Марина молча и быстро оделась и через мгновение уже шла назад по тропинке от пляжа. Я догнал её, и мы пошли вместе. За всё время она не сказали ни слова. Так же пропуская её вперёд, я смотрел на неё, но сколько ни старался, ни желание, ни возбуждение при этом так и не почувствовал. Как будто что-то оборвалось во мне самом. По-человечески её было очень жаль, конечно. Она, действительно, не заслужила такого. Но заставить себя полюбить её я тоже не мог.

У меня не было сомнения, что это было заранее спланировано и подстроено её подружкой. Но зачем? Неужели только из зависти от того, что она более талантлива и у неё, что-то лучше получается рисовать?

Я попрощался с ней, подходя к нашему району и пошёл к своему дому в обход. Мне снова не хотелось, чтобы нас кто-то видел вместе.
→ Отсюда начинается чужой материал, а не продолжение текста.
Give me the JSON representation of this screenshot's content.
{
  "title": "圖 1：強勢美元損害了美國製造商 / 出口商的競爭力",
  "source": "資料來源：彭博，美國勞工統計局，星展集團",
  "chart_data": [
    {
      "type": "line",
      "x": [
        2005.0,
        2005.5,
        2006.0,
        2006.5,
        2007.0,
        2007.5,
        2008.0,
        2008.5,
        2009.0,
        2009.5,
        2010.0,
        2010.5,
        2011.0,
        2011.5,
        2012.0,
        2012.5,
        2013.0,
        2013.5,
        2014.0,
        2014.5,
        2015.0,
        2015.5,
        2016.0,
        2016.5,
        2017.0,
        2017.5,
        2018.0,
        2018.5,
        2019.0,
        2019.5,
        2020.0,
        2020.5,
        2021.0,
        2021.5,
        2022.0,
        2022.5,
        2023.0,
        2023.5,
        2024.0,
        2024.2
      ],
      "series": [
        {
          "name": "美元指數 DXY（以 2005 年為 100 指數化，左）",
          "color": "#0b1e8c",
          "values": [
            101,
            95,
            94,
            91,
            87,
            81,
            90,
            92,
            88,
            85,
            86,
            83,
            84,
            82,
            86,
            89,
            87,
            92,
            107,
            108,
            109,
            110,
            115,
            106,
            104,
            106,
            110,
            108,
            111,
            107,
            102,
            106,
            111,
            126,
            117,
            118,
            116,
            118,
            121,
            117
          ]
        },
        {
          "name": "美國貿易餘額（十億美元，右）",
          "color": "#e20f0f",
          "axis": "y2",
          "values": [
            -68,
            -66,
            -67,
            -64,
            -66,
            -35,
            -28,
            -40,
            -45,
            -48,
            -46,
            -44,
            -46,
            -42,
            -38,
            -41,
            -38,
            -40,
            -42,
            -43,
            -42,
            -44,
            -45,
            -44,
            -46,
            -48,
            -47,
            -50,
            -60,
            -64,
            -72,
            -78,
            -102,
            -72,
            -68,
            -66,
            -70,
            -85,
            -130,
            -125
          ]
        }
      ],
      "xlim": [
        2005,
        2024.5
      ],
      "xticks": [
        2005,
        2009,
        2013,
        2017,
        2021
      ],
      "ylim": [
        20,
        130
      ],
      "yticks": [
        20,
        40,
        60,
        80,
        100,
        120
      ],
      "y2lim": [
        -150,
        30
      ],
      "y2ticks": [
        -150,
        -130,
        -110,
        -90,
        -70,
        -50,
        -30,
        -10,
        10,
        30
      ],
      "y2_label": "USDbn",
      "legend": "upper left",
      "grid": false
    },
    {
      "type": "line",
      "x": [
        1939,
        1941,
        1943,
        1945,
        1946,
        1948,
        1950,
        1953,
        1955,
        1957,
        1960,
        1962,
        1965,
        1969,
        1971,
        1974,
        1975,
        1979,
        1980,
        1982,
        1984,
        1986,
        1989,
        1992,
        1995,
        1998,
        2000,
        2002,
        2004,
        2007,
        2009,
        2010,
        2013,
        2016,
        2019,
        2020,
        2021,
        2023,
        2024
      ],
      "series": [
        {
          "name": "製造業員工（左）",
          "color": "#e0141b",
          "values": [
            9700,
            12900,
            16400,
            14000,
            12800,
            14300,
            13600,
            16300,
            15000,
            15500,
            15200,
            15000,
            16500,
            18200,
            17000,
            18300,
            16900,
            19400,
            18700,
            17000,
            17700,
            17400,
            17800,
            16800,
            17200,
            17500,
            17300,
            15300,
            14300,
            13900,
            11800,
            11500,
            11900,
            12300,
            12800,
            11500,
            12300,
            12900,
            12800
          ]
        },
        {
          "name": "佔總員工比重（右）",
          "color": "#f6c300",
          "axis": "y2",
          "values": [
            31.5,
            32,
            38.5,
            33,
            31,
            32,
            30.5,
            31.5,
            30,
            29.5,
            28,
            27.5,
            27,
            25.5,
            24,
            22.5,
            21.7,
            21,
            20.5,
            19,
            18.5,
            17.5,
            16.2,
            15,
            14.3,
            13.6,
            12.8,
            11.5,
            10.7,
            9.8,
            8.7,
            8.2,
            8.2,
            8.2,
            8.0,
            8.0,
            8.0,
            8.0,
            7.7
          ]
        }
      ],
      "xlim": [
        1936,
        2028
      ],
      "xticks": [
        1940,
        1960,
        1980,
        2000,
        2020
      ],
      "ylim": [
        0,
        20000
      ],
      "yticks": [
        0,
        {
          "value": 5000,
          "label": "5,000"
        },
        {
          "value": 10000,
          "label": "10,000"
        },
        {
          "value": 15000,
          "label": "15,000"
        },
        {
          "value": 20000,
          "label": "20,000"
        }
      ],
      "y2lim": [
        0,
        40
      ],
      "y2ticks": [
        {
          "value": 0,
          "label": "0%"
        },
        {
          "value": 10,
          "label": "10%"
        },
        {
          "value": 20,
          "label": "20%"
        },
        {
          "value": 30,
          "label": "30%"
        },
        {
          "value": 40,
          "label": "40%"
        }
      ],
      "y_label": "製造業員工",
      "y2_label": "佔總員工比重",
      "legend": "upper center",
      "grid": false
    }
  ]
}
И я сделал так же, как и раньше, когда мы возвращались из школы вместе. Подходя, я просто уходил в сторону и обойдя несколько домов, шёл к своему с другой стороны, как бы делая крюк. Идти приходилось дольше, но зато никто на районе не мог сказать, что я шёл вместе в Воробьихой.

Через неделю в нашем дворе произошло известие о котором я узнал от родителей. Марина Воробьева, из двадцать третьего дома, умерла. Её нашли мертвой где-то на каком-то заброшенном берегу. Я сразу понял где, именно. Причина – отравление большой дозой таблеток.